I asked that it be placed at the front of my notes and read before interaction. That required courage that should not be necessary. But it worked. It gave me a voice before my voice could show up. And one nurse, the only professional to ask, looked at me and said:

“I see that you are autistic and have ADHD. What can I do to support you right now?”


I cried because that sentence was a lifeline. It was validation in a place that often felt like waiting without air.



What I Needed, And What I Hope For


I needed:

  • People to believe me when I said I was overwhelmed.

  • Language that held me, not language that shoved me.

  • Pace that respected a nervous system in distress.

  • Eye contact optional; attention to me essential.

  • Notes about hormone changes and emotional aftercare.

  • Signposting for neurodivergent‑specific support in miscarriage and baby loss.

  • Joined‑up care, fewer forms, fewer repeated stories.

  • Permission to grieve without a timeline.

  • The idea that “too emotional” is not a diagnosis; it is a sign that something painful is happening and care needs softening.


I hope for:

  • Systems that recognise ND needs as standard, not special.

  • Staff prompts that say, “Ask about communication preferences.”

  • Early Pregnancy Units that include ND‑aware aftercare by default.

  • Professionals who gauge the mood & don't use inappropriate sarcasm.

  • Scripts that check consent and pace before content.

  • Training that teaches trauma‑informed, neuro‑affirming communication.

  • A culture where the sunflower lanyard is an invitation to curiosity, not a decoration.

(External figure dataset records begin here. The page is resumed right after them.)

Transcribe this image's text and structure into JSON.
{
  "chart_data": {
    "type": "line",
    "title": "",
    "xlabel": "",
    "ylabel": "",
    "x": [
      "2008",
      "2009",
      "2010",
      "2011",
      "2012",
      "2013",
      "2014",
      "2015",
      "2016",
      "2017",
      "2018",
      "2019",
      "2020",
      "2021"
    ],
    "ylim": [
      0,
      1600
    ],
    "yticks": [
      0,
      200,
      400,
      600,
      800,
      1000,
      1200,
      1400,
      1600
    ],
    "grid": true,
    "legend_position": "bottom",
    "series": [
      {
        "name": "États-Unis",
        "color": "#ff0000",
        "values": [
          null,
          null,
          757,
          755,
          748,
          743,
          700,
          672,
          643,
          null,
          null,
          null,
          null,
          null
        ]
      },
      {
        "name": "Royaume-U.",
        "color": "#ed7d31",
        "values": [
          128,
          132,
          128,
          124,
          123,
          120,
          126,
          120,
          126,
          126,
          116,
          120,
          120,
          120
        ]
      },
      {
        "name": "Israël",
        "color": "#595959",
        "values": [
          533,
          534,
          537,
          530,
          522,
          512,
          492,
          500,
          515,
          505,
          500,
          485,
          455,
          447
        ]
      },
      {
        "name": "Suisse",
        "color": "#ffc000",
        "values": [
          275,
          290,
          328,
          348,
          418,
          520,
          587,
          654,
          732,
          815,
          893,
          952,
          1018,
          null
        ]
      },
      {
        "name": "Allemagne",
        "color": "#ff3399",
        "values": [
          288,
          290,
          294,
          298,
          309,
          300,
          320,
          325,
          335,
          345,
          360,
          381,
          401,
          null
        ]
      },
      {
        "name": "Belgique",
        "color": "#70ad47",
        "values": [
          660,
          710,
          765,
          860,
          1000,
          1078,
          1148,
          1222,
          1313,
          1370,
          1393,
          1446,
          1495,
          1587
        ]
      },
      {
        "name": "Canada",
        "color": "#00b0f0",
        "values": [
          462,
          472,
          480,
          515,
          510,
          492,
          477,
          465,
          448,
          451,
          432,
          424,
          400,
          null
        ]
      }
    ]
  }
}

If You Are AuDHD And In Hospital Right Now


You are not failing. Your nervous system is doing the best it can. If you have capacity:

  • Write three bullet points on a card: How to communicate with me, What helps, What to avoid. Hand it over.

  • Ask for time. Ask for pauses. Ask for choices.

  • Bring someone if it feels right, and agree that they will answer only when you nod.

  • If numbers do not work for pain, use words.

  • If your body needs to cry, let it. Tears are not misbehaviour.

  • Rest as if it is medicine. Because it is.


And if you do not have capacity for any of that, it is still okay. The system should meet you where you are. Full stop.



Closing: The Whole Person, Always


Being an AuDHD woman in hospital during a missed miscarriage is not one thing. It is a thousand. It is sensory, cognitive, physical, emotional, relational, financial, and deeply human. It is grief inside a nervous system that lights up quickly and loudly. It is love, present and fierce. It is boundaries formed through necessity. It is small glimmers that keep you tethered. It is the truth that “too emotional” is another way to say “Please be kind to me.”


To the professionals who were gentle: thank you.

To the friends who stayed without asking anything: I love you.

To my fiancé, holding me and our son while grieving himself: you are extraordinary.

To Milo, who says “Mummy” like a spell: you saved me.

To my baby, whose life was short and precious: I will carry you in ways that words cannot hold.


Kindness changes everything.

Seeing the whole person changes everything.

And asking “What helps you?” at the start changes everything.